Furchtbar nennt der Jesuitenpater Ludger Hillebrand solche Fälle. „Der erste Kontakt mit Deutschland ist ein Gefängnis“, sagt Hillebrand. Hillebrand ist im Auftrag des Jesuitenflüchtlingsdienstes als Seelsorger im Abschiebegewahrsam tätig. Seit 1995 betreuen die Jesuiten in Deutschland Abschiebungsgefangene, Geduldete und Menschen ohne Papiere, beraten sie in Rechtsfragen und engagieren sich in der Härtefallkommission des Berliner Abgeordnetenhauses. Etwa 1000 Flüchtlinge betreuen die Jesuiten in Deutschland jedes Jahr. Am Mittwoch stellte der Flüchtlingsdienst aktuelle Fälle aus seiner Arbeit vor.

Nervenzusammenbruch

Für den Mann und seine Schwester ging die Sache nicht gut aus. Die Frau erlitt einen Nervenzusammenbruch und musste in ein Krankenhaus eingeliefert werden. Der Mann wurde nach Bulgarien abgeschoben. „Und das, obwohl bereits zwei Brüder der beiden in Deutschland leben und einen legalen Aufenthaltsstatus besitzen“, sagt Hillebrand. Er hat den Kontakt zu den Geschwistern verloren.

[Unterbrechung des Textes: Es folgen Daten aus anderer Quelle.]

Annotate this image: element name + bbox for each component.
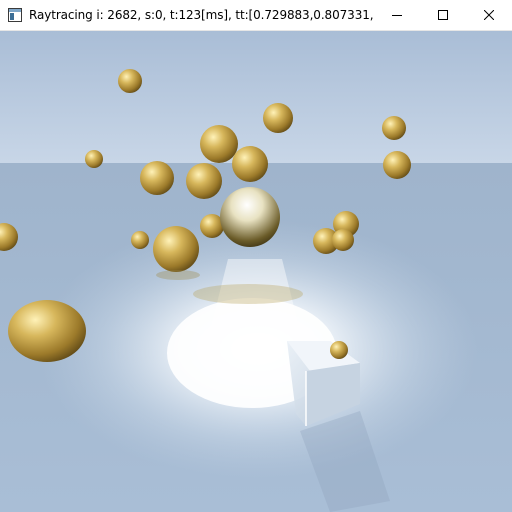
minimize-icon: [392, 15, 402, 16]
render-viewport[interactable]: [0, 31, 512, 512]
gold-sphere: [383, 151, 411, 179]
gold-sphere: [332, 229, 354, 251]
sky: [0, 31, 512, 163]
gold-sphere: [263, 103, 293, 133]
title-bar[interactable]: Raytracing i: 2682, s:0, t:123[ms], tt:[…: [0, 0, 512, 31]
gold-sphere: [382, 116, 406, 140]
window-controls: [374, 0, 512, 31]
app-window-icon: [8, 8, 22, 22]
maximize-icon: [438, 10, 448, 20]
sphere-shadow: [193, 284, 303, 304]
window-title: Raytracing i: 2682, s:0, t:123[ms], tt:[…: [29, 8, 374, 22]
sphere-shadow: [156, 270, 200, 280]
gold-sphere: [330, 341, 348, 359]
gold-sphere: [186, 163, 222, 199]
gold-sphere: [220, 187, 280, 247]
gold-sphere: [131, 231, 149, 249]
gold-sphere: [140, 161, 174, 195]
minimize-button[interactable]: [374, 0, 420, 31]
gold-sphere: [153, 226, 199, 272]
raytraced-scene: [0, 31, 512, 512]
maximize-button[interactable]: [420, 0, 466, 31]
close-icon: [484, 10, 494, 20]
gold-sphere: [8, 300, 86, 362]
gold-sphere: [232, 146, 268, 182]
gold-sphere: [85, 150, 103, 168]
gold-sphere: [118, 69, 142, 93]
raytracing-window: Raytracing i: 2682, s:0, t:123[ms], tt:[…: [0, 0, 512, 512]
gold-sphere: [200, 125, 238, 163]
close-button[interactable]: [466, 0, 512, 31]
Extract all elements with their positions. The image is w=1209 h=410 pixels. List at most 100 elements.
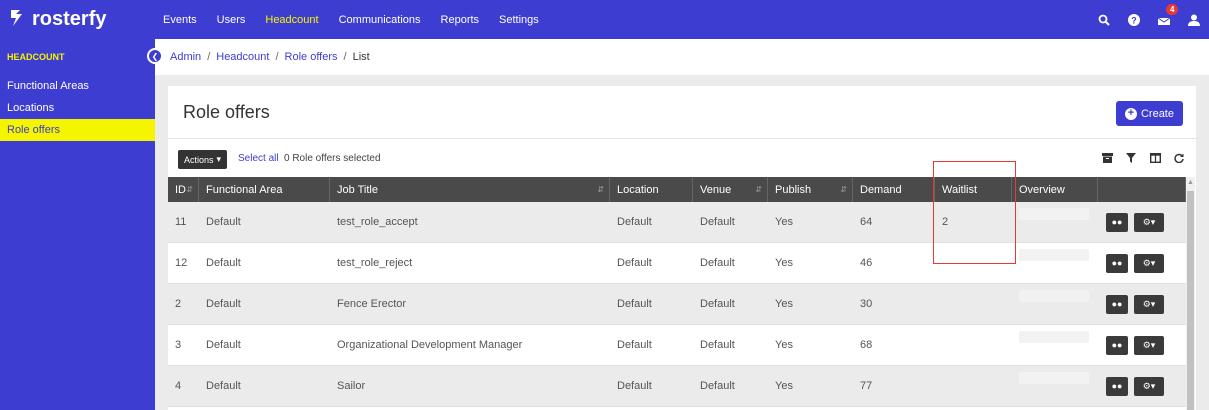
nav-settings[interactable]: Settings — [499, 14, 539, 26]
row-settings-dropdown[interactable]: ⚙▾ — [1134, 212, 1164, 232]
cell-publish: Yes — [775, 339, 793, 351]
column-header-overview[interactable]: Overview — [1012, 177, 1098, 202]
table-row[interactable]: 4 Default Sailor Default Default Yes 77 … — [168, 366, 1186, 407]
cell-functional-area: Default — [206, 216, 241, 228]
cell-actions: ●● ⚙▾ — [1098, 284, 1186, 324]
sort-icon: ⇵ — [755, 185, 762, 194]
cell-functional-area: Default — [206, 339, 241, 351]
gear-icon: ⚙▾ — [1142, 257, 1156, 268]
nav-headcount[interactable]: Headcount — [265, 14, 318, 26]
gear-icon: ⚙▾ — [1142, 339, 1156, 350]
sidebar-item-functional-areas[interactable]: Functional Areas — [0, 75, 155, 97]
breadcrumb-admin[interactable]: Admin — [170, 51, 201, 63]
users-icon: ●● — [1111, 217, 1123, 227]
cell-venue: Default — [700, 257, 735, 269]
column-header-id[interactable]: ID ⇵ — [168, 177, 199, 202]
cell-id: 4 — [175, 380, 182, 392]
breadcrumb-separator: / — [207, 51, 211, 63]
cell-job-title: Fence Erector — [337, 298, 407, 310]
column-header-demand[interactable]: Demand — [853, 177, 935, 202]
cell-job-title: Sailor — [337, 380, 366, 392]
brand-logo[interactable]: rosterfy — [0, 0, 155, 39]
row-settings-dropdown[interactable]: ⚙▾ — [1134, 294, 1164, 314]
row-users-button[interactable]: ●● — [1106, 253, 1128, 273]
row-settings-dropdown[interactable]: ⚙▾ — [1134, 376, 1164, 396]
user-account-icon[interactable] — [1179, 14, 1209, 26]
table-toolbar: Actions ▾ Select all 0 Role offers selec… — [168, 139, 1196, 177]
gear-icon: ⚙▾ — [1142, 380, 1156, 391]
archive-icon[interactable] — [1100, 151, 1114, 165]
cell-location: Default — [617, 257, 652, 269]
cell-id: 12 — [175, 257, 188, 269]
help-icon[interactable]: ? — [1119, 13, 1149, 26]
column-header-functional-area[interactable]: Functional Area — [199, 177, 330, 202]
cell-overview — [1012, 366, 1098, 406]
cell-publish: Yes — [775, 216, 793, 228]
row-users-button[interactable]: ●● — [1106, 376, 1128, 396]
cell-overview — [1012, 243, 1098, 283]
scrollbar-thumb[interactable] — [1187, 191, 1194, 410]
sidebar-item-role-offers[interactable]: Role offers — [0, 119, 155, 141]
cell-location: Default — [617, 298, 652, 310]
brand-name: rosterfy — [32, 8, 107, 30]
table-row[interactable]: 11 Default test_role_accept Default Defa… — [168, 202, 1186, 243]
create-button[interactable]: + Create — [1115, 101, 1183, 126]
row-settings-dropdown[interactable]: ⚙▾ — [1134, 335, 1164, 355]
breadcrumb-headcount[interactable]: Headcount — [216, 51, 269, 63]
row-settings-dropdown[interactable]: ⚙▾ — [1134, 253, 1164, 273]
nav-events[interactable]: Events — [163, 14, 197, 26]
column-header-job-title[interactable]: Job Title ⇵ — [330, 177, 610, 202]
cell-job-title: Organizational Development Manager — [337, 339, 523, 351]
cell-waitlist — [935, 284, 1012, 324]
column-header-actions — [1098, 177, 1186, 202]
nav-reports[interactable]: Reports — [441, 14, 480, 26]
table-scrollbar[interactable]: ▲ — [1186, 177, 1195, 410]
create-button-label: Create — [1140, 107, 1174, 120]
notifications-icon[interactable]: 4 — [1149, 3, 1179, 26]
role-offers-table: ID ⇵ Functional Area Job Title ⇵ Location … — [168, 177, 1186, 407]
column-header-waitlist[interactable]: Waitlist — [935, 177, 1012, 202]
nav-users[interactable]: Users — [217, 14, 246, 26]
select-all-link[interactable]: Select all — [238, 153, 279, 164]
sidebar: HEADCOUNT Functional Areas Locations Rol… — [0, 39, 155, 410]
breadcrumb-role-offers[interactable]: Role offers — [285, 51, 338, 63]
row-users-button[interactable]: ●● — [1106, 335, 1128, 355]
table-row[interactable]: 3 Default Organizational Development Man… — [168, 325, 1186, 366]
sidebar-item-locations[interactable]: Locations — [0, 97, 155, 119]
cell-functional-area: Default — [206, 380, 241, 392]
column-header-location[interactable]: Location — [610, 177, 693, 202]
cell-actions: ●● ⚙▾ — [1098, 243, 1186, 283]
users-icon: ●● — [1111, 299, 1123, 309]
row-users-button[interactable]: ●● — [1106, 212, 1128, 232]
column-header-publish[interactable]: Publish ⇵ — [768, 177, 853, 202]
sidebar-collapse-button[interactable]: ❮ — [147, 48, 163, 64]
page-title: Role offers — [183, 101, 270, 122]
nav-communications[interactable]: Communications — [339, 14, 421, 26]
table-row[interactable]: 12 Default test_role_reject Default Defa… — [168, 243, 1186, 284]
search-icon[interactable] — [1089, 14, 1119, 26]
row-users-button[interactable]: ●● — [1106, 294, 1128, 314]
scroll-up-arrow-icon[interactable]: ▲ — [1187, 179, 1194, 186]
column-header-venue[interactable]: Venue ⇵ — [693, 177, 768, 202]
actions-dropdown[interactable]: Actions ▾ — [178, 150, 228, 169]
cell-waitlist — [935, 366, 1012, 406]
breadcrumb-separator: / — [275, 51, 279, 63]
column-header-label: ID — [175, 183, 186, 196]
users-icon: ●● — [1111, 340, 1123, 350]
table-header: ID ⇵ Functional Area Job Title ⇵ Location … — [168, 177, 1186, 202]
cell-functional-area: Default — [206, 298, 241, 310]
breadcrumb: Admin / Headcount / Role offers / List — [155, 39, 1209, 75]
columns-icon[interactable] — [1148, 151, 1162, 165]
refresh-icon[interactable] — [1172, 151, 1186, 165]
cell-location: Default — [617, 339, 652, 351]
table-row[interactable]: 2 Default Fence Erector Default Default … — [168, 284, 1186, 325]
gear-icon: ⚙▾ — [1142, 216, 1156, 227]
filter-icon[interactable] — [1124, 151, 1138, 165]
cell-actions: ●● ⚙▾ — [1098, 366, 1186, 406]
sort-icon: ⇵ — [186, 185, 193, 194]
column-header-label: Venue — [700, 183, 732, 196]
nav-utilities: ? 4 — [1089, 0, 1209, 39]
top-navbar: rosterfy Events Users Headcount Communic… — [0, 0, 1209, 39]
cell-demand: 64 — [860, 216, 873, 228]
breadcrumb-current: List — [352, 51, 370, 63]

Hillebrand und der Leiter des Flüchtlingsdienstes Pater Frido Pflüger sehen in dem Fall der Geschwister ein Beispiel für unsinnige und grausame Blüten, die die derzeitige Rechtslage treibt. „Niemand darf nur wegen Zuständigkeitsfragen inhaftiert werden. Da brauchen wir eine gesetzliche Klarstellung“, sagt Pflüger. Derzeit seien viele Menschen unrechtmäßig in Haft. Der Flüchtlingsdienst stellt solchen Menschen Rechtsanwälte an die Seite. „Zwei Drittel der Verfahren gewinnen wir“, sagt Pflüger.

Dublin-Verordnung

Die Jesuiten haben in einer europaweiten Studie untersucht, wie sich die Dublin-Verordnung, nach der Flüchtlinge dort Asyl beantragen müssen, wo sie zuerst europäischen Boden betreten haben, auswirkt. Die Erfahrungen der Flüchtlinge seien erschütternd. Die Verordnung führe zu tausendfacher Inhaftierung und Abschiebung innerhalb Europas. Pflüger ist der Ansicht, es solle Flüchtlingen überlassen werden, wo sie Asyl beantragen. Die Jesuiten hoffen auf Verbesserungen bei der europäischen Asylregelung. Sie erwarten aber auch von der neuen Bundesregierung Änderungen in der Flüchtlingspolitik etwa bei Arbeitsverbot und Residenzpflicht. Die Abschiebungshaft halten die Jesuiten für überflüssig. Es könne anders sichergestellt werden, dass Ausreisepflichtige das Land verlassen. Die Bundespolizei müsse ihre „exzessive Inhaftierungspraxis“ aufgeben. Und Asylsuchende sollten besser über die Rechtslage informiert werden.